The committee, consisting of two members of The We Company board of directors, will represent the interests of all the company’s shareholders in its quest to urgently raise funds. Per Reuter’s sources, one of the members is Bruce Dunlevie, a general partner at WeWork shareholder Benchmark Capital. The second member is Lew Frankfort, the former CEO of a luxury handbag brand Coach, which is a subsidiary of Tapestry (NYSE: TPR).
The WeWork special committee will seek to protect the interest of minority shareholders in any funding deal in the company.
Why It Matters
Plagued by a series of issues, including investor concerns about worsening losses and its business model, WeWork’s valuation has taken a significant hit over the last month. The company’s estimated valuation reportedly dropped from $47 billion in January to as little as $10 billion in Sept. For context, WeWork secured a $6 billion funding in Jan. at an estimated valuation of $47 billion. WeWork canceled its planned initial public offering as a result of its ongoing operational and financial struggles.

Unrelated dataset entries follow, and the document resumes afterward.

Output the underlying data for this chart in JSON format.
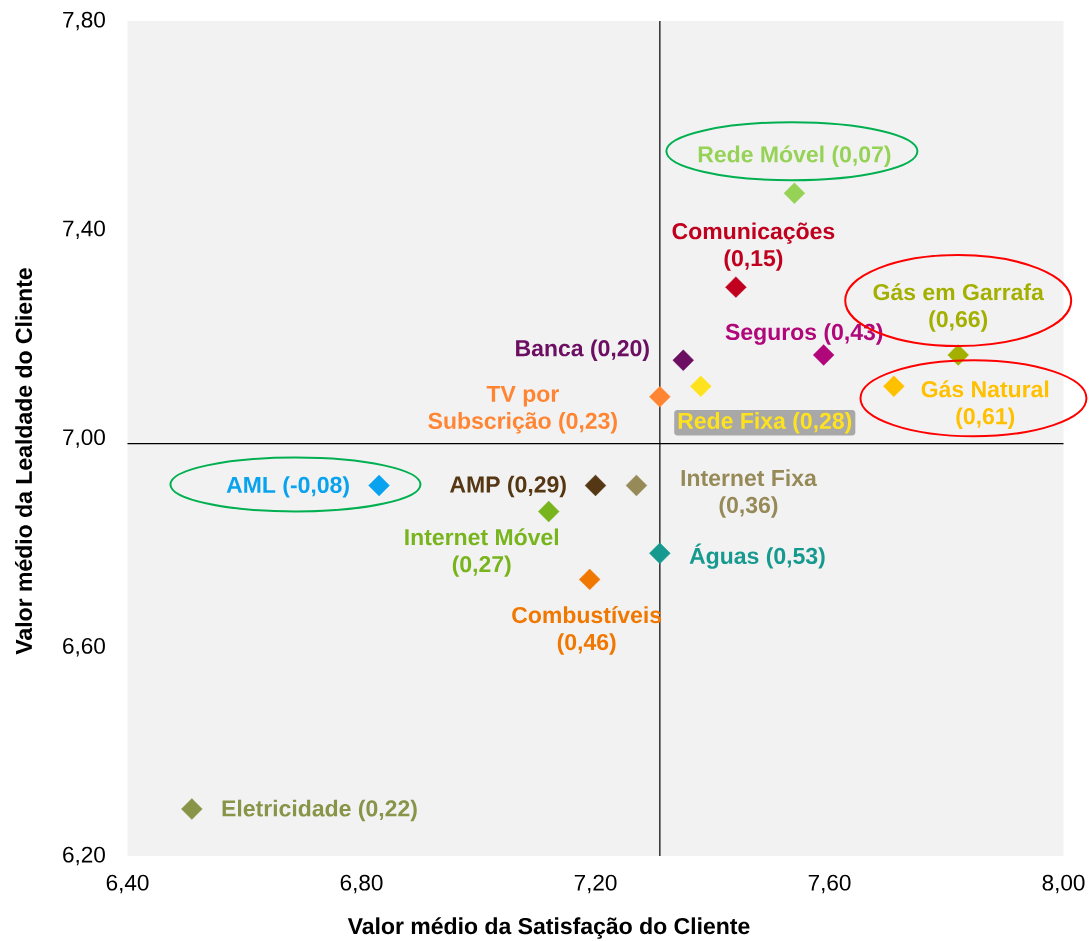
{
  "chart_data": {
    "type": "scatter",
    "xlabel": "Valor médio da Satisfação do Cliente",
    "ylabel": "Valor médio da Lealdade do Cliente",
    "xlim": [
      6.4,
      8.0
    ],
    "ylim": [
      6.2,
      7.8
    ],
    "xticks": [
      {
        "value": 6.4,
        "label": "6,40"
      },
      {
        "value": 6.8,
        "label": "6,80"
      },
      {
        "value": 7.2,
        "label": "7,20"
      },
      {
        "value": 7.6,
        "label": "7,60"
      },
      {
        "value": 8.0,
        "label": "8,00"
      }
    ],
    "yticks": [
      {
        "value": 6.2,
        "label": "6,20"
      },
      {
        "value": 6.6,
        "label": "6,60"
      },
      {
        "value": 7.0,
        "label": "7,00"
      },
      {
        "value": 7.4,
        "label": "7,40"
      },
      {
        "value": 7.8,
        "label": "7,80"
      }
    ],
    "marker": "diamond",
    "legend": false,
    "ref_lines": [
      {
        "axis": "x",
        "value": 7.31,
        "color": "#000000"
      },
      {
        "axis": "y",
        "value": 6.99,
        "color": "#000000"
      }
    ],
    "series": [
      {
        "name": "Rede Móvel (0,07)",
        "color": "#96d255",
        "x": [
          7.54
        ],
        "values": [
          7.47
        ]
      },
      {
        "name": "Comunicações (0,15)",
        "color": "#c0001e",
        "x": [
          7.44
        ],
        "values": [
          7.29
        ]
      },
      {
        "name": "Gás em Garrafa (0,66)",
        "color": "#a4b000",
        "x": [
          7.82
        ],
        "values": [
          7.16
        ]
      },
      {
        "name": "Seguros (0,43)",
        "color": "#b0087a",
        "x": [
          7.59
        ],
        "values": [
          7.16
        ]
      },
      {
        "name": "Banca (0,20)",
        "color": "#6c0f62",
        "x": [
          7.35
        ],
        "values": [
          7.15
        ]
      },
      {
        "name": "Rede Fixa (0,28)",
        "color": "#ffe21f",
        "x": [
          7.38
        ],
        "values": [
          7.1
        ]
      },
      {
        "name": "Gás Natural (0,61)",
        "color": "#ffc000",
        "x": [
          7.71
        ],
        "values": [
          7.1
        ]
      },
      {
        "name": "TV por Subscrição (0,23)",
        "color": "#ff8533",
        "x": [
          7.31
        ],
        "values": [
          7.08
        ]
      },
      {
        "name": "AML (-0,08)",
        "color": "#08a2ee",
        "x": [
          6.83
        ],
        "values": [
          6.91
        ]
      },
      {
        "name": "AMP (0,29)",
        "color": "#553713",
        "x": [
          7.2
        ],
        "values": [
          6.91
        ]
      },
      {
        "name": "Internet Fixa (0,36)",
        "color": "#968a58",
        "x": [
          7.27
        ],
        "values": [
          6.91
        ]
      },
      {
        "name": "Internet Móvel (0,27)",
        "color": "#78b41c",
        "x": [
          7.12
        ],
        "values": [
          6.86
        ]
      },
      {
        "name": "Águas (0,53)",
        "color": "#16998e",
        "x": [
          7.31
        ],
        "values": [
          6.78
        ]
      },
      {
        "name": "Combustíveis (0,46)",
        "color": "#f07800",
        "x": [
          7.19
        ],
        "values": [
          6.73
        ]
      },
      {
        "name": "Eletricidade (0,22)",
        "color": "#889448",
        "x": [
          6.51
        ],
        "values": [
          6.29
        ]
      }
    ]
  }
}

According to the sources cited by Reuters, WeWork is at risk of running out of cash as early as November unless it secures new funds. As a result, the company is considering reducing the number of properties it leases, cutting as many as 2,000 jobs and scrapping a streamlined expansion plan.
Meanwhile, it's reported Softbank has proposed to invest a further $5 billion in WeWork. The Japanese technology conglomerate, founded by billionaire Masayoshi Son has already invested about $10 billion in the real estate startup. Softbank is also looking to renegotiate an earlier pledge for a $1.5 billion investment in the form of warrants due in April. This commitment was made at the valuation of $47 billion.
JPMorgan, on the other hand, is trying to secure commitments for financing from banks and bond investors for up to $5 billion, one of the sources told Reuters. While the American bank is yet to agree to underwrite the debt, WeWork is also waiting to see how much debt financing it can secure without diluting the ownership of existing shareholders before deciding on a financing approach.